Second-year English major Lorena Alvarez said she did not feel at home on campus until she found El Centro, and was hopeful Thursday’s open house would help students find a secure place.

“For me, El Centro is a home, and I want to provide an opportunity for students to find a home like I did because I know I was lost on campus last year, and without El Centro I probably would not have stayed at UCSB,” Alvarez said.

Second-year history and math double-major Minal Habash said until she discovered El Centro, it was hard to find people who understood the difficulties of minority students at UCSB.

“For minorities, it’s hard to find support with a lot of the problems that we face, but El Centro is a great place to come to be able to find other people who also feel unappreciated on this campus,” Habash said. “It was the first place on campus where I really felt safe.”

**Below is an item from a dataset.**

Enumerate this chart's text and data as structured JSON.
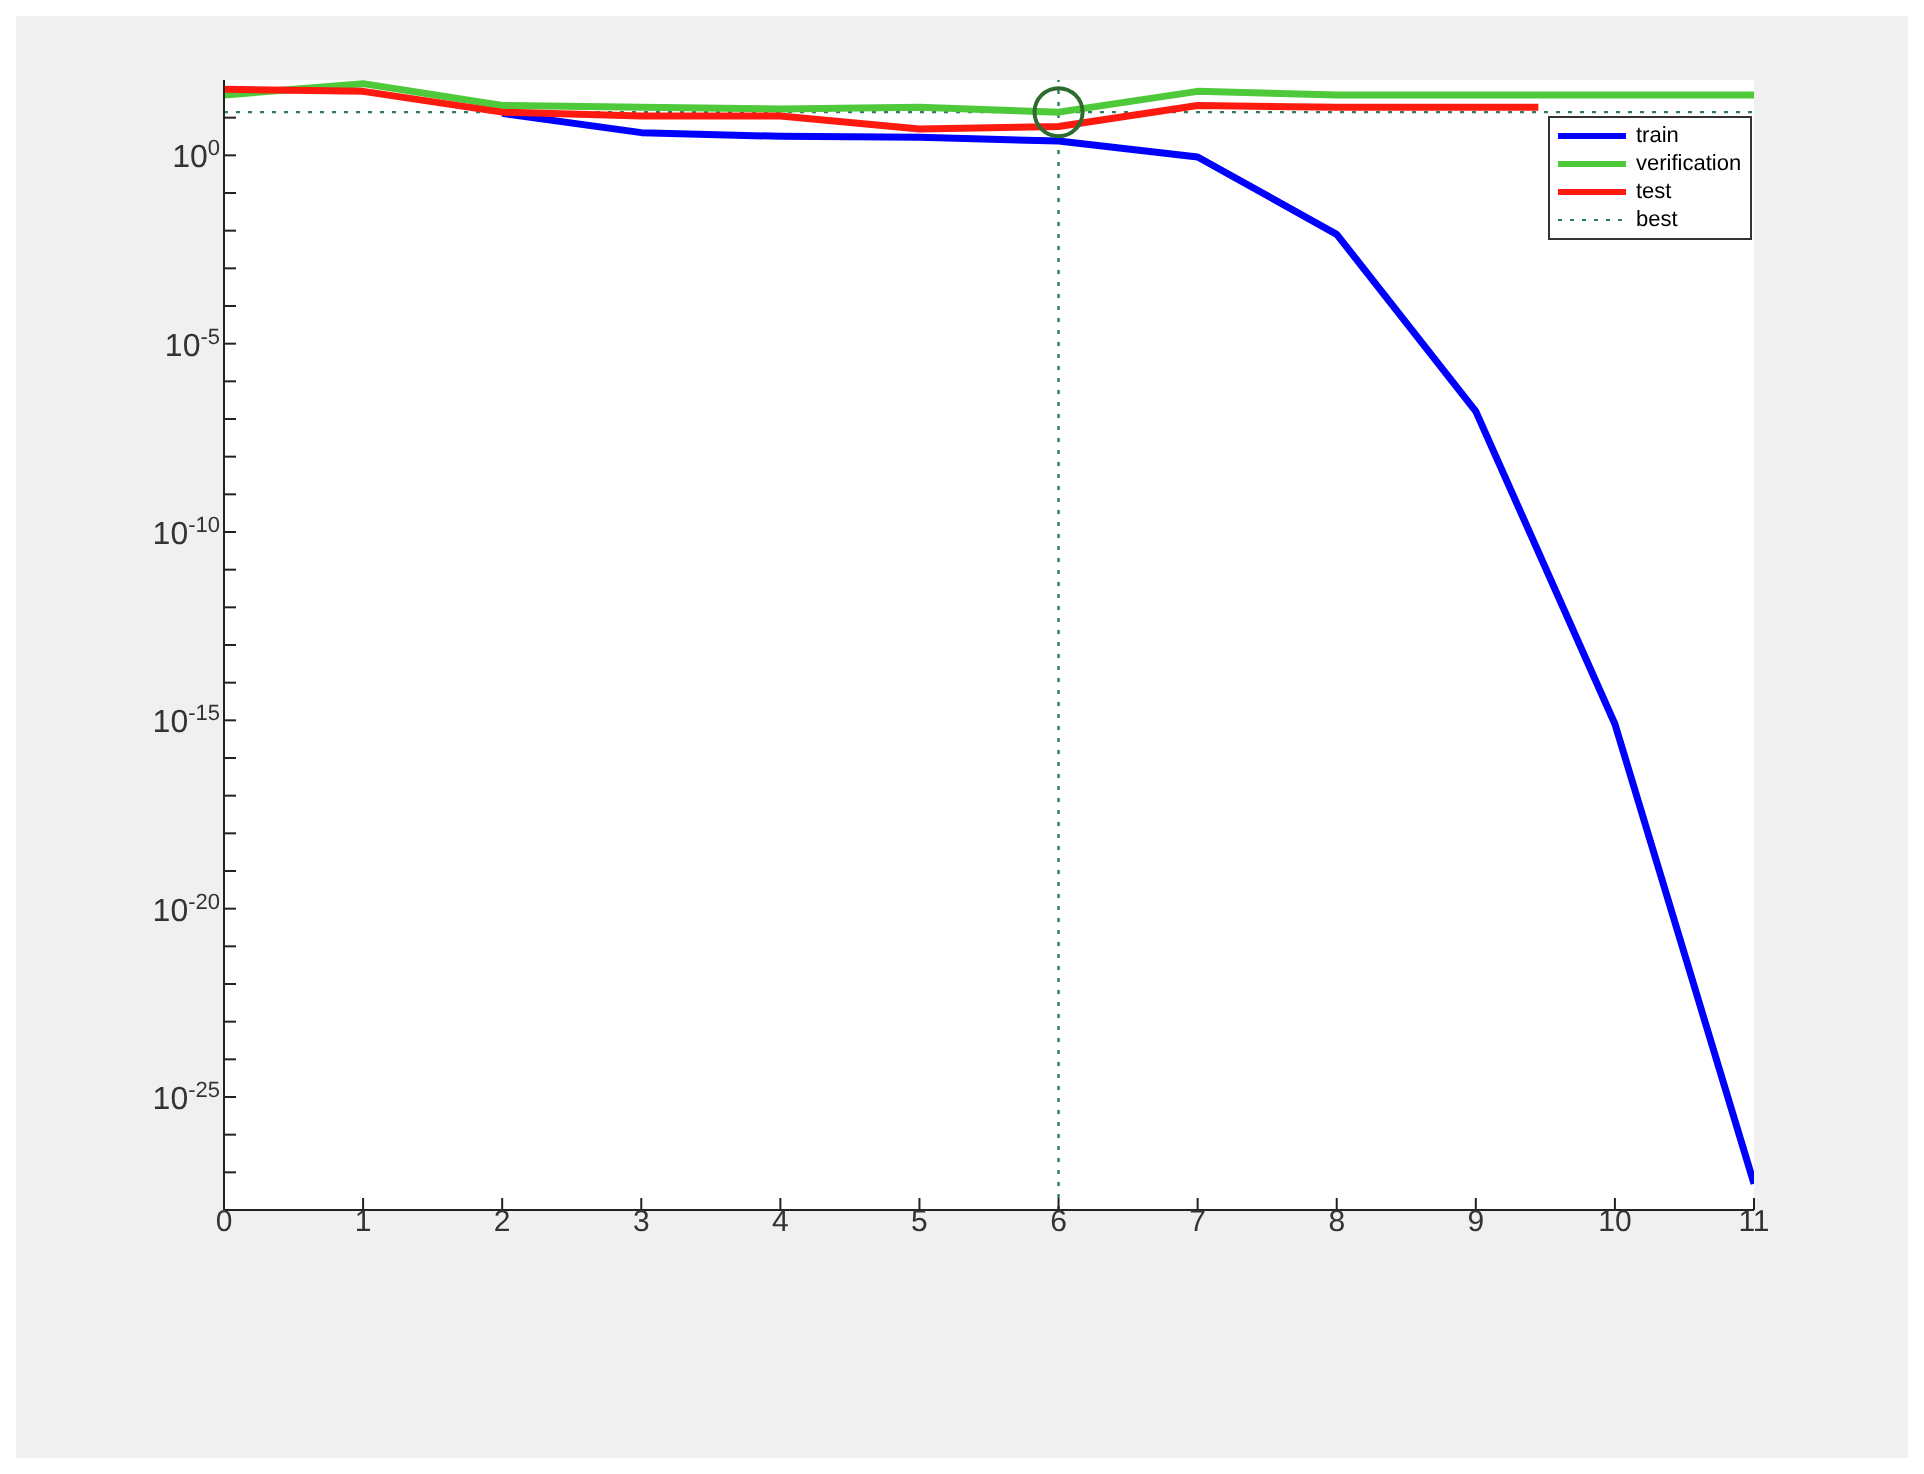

Habash said El Centro does not have the same amenities as other buildings. Until recently, El Centro did not have lights outside the building, nor was it labeled on the campus map.

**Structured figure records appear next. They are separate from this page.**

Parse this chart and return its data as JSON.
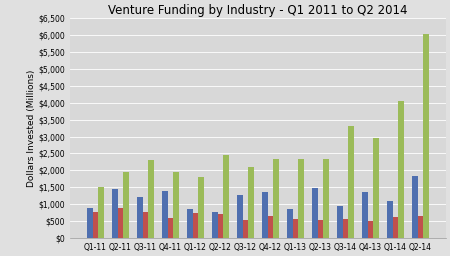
{
  "title": "Venture Funding by Industry - Q1 2011 to Q2 2014",
  "xlabel": "",
  "ylabel": "Dollars Invested (Millions)",
  "categories": [
    "Q1-11",
    "Q2-11",
    "Q3-11",
    "Q4-11",
    "Q1-12",
    "Q2-12",
    "Q3-12",
    "Q4-12",
    "Q1-13",
    "Q2-13",
    "Q3-14",
    "Q4-13",
    "Q1-14",
    "Q2-14"
  ],
  "blue_values": [
    900,
    1450,
    1200,
    1380,
    870,
    760,
    1280,
    1360,
    850,
    1480,
    960,
    1360,
    1100,
    1820
  ],
  "red_values": [
    780,
    900,
    770,
    580,
    750,
    720,
    530,
    650,
    570,
    530,
    550,
    510,
    620,
    660
  ],
  "green_values": [
    1500,
    1950,
    2300,
    1950,
    1800,
    2450,
    2100,
    2350,
    2350,
    2350,
    3300,
    2950,
    4050,
    6050
  ],
  "bar_colors": [
    "#4f6faf",
    "#c0504d",
    "#9bbb59"
  ],
  "ylim": [
    0,
    6500
  ],
  "ytick_values": [
    0,
    500,
    1000,
    1500,
    2000,
    2500,
    3000,
    3500,
    4000,
    4500,
    5000,
    5500,
    6000,
    6500
  ],
  "background_color": "#e0e0e0",
  "plot_area_color": "#d8d8d8",
  "title_fontsize": 8.5,
  "ylabel_fontsize": 6.5,
  "tick_fontsize": 5.5,
  "bar_width": 0.22
}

Alvarez said El Centro has also had to deal with the adverse effects of being located next to the library, which has been under construction. Now that many of the construction fences, which had obstructed students’ view of the building, are gone, Mesa Directiva wanted to host an open house to show students that the building exists.

Fourth-year black studies and sociology double-major Ocil Yuleima Herrejón Rivera said El Centro has been facing obstacles ever since she was a freshman. She said many of the problems are due to the fact that El Centro is a student-run building, making it more difficult for the students to get simple necessities in the building like a hydration station, outdoor lights and computers.

El Centro’s second floor is reserved for engineers, but students say engineers rarely use it because they have their own, separate building. Rivera and many students who use El Centro would like to use the second floor to increase the resources for students who need help.

“In these years we’ve really tried to help El Centro grow, and part of that has been trying to have access to the second floor,” Rivera said. “It would only make sense for it to grow upward instead of to another building. Having access to the second floor would allow us to have more resources for different students of color on campus.”

As El Centro strives to accomplish these goals, the students will continue to host an open house every year to grow the membership of the organizations that meet there.

First-year math major Matt Uffenheimer attended the event and was glad to know the building’s purpose.

“I’ve always wondered what the building was for. I had no idea it was a meeting place for so many organizations and people,” Uffenheimer said. “Even though I’m not a student of color, I’m glad I’m now aware of the importance of this building to the people who use it.”